House GOP Embraced Politically Suicidal Medicare Repeal Plan With Eyes Wide Open To Its Unpopularity

Glen Thrush and Jake Sherman have a very interesting Politico article noting that House Republicans weren’t confused about the unpopularity of the budget plan they voted for earlier this year. Pollsters told them that eliminating Medicare wouldn’t sit well with the voters:

No matter how favorably pollsters with the Tarrance Group or other firms spun the bill in their pitch — casting it as the only path to saving the beloved health entitlement for seniors — the Ryan budget’s approval rating barely budged above the high 30s or its disapproval below 50 percent, according to a Republican operative familiar with the presentation.

What’s more, not only did House Republicans know this, but many of them drew the conclusion that this meant they shouldn’t push Medicare repeal:

The outward unity projected by House Republicans masked weeks of fierce debate, even infighting, and doubt over a measure that stands virtually no chance of becoming law. In a series of heated closed-door exchanges, dissenters, led by Ryan’s main internal rival — House Ways and Means Committee Chairman Dave Camp (R-Mich.) — argued for a less radical, more bipartisan approach, GOP staffers say.


But amazingly, Camp (and others) agreed to go along with it even though a minority of Republicans plus all Democrats could have easily blocked Medicare repeal if they wanted to:

At a fundraiser shortly after the vote, a frustrated Camp groused, “We shouldn’t have done it” and that he was “overridden,” according to a person in attendance.

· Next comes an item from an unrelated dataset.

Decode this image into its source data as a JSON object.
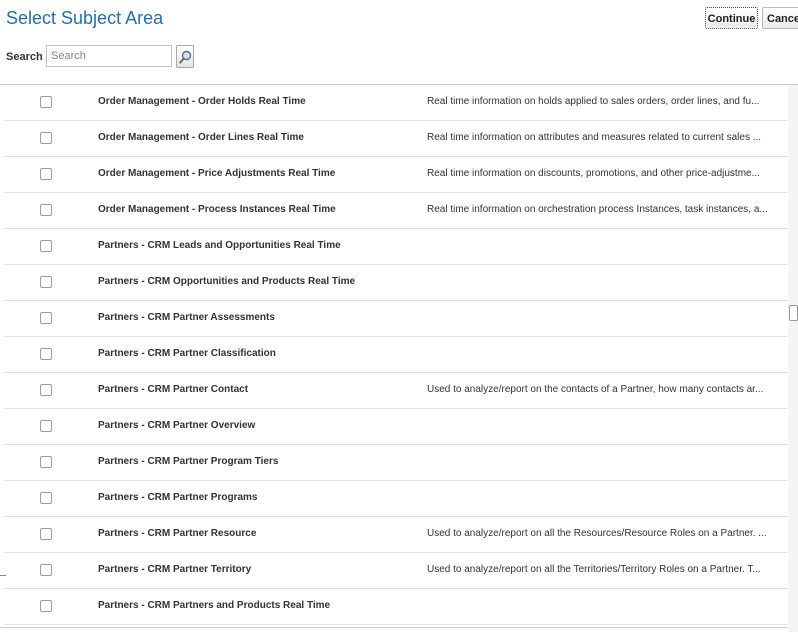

All put together, it’s a fascinating picture of the emergence of very strong party discipline of the sort that hasn’t traditionally existed in the United States and continues not to exist in the Democratic caucus. In lots of countries the way things work is that once a party caucus has decided on a position, all members vote for it even if in the intra-caucus dispute they didn’t want to adopt that position. But American parties don’t normally work this way. Camp, however, seems to be saying that the House GOP now does. Indeed, party decision-making is sufficiently centralized that discipline can be imposed even when the members are well-aware that the line people being made to toe is unpopular. One of the unfortunate things about the political media’s commitment to “balanced” coverage is that not only do reporters generally feel impelled to always act as if the two parties are normatively symmetrical there also seems to be a reluctance to explore the systematic asymmetries between the parties in an even merely descriptive sense. As a result, we know less about the differences in these disciplinary dynamics, their sources, and their implications than we really ought to.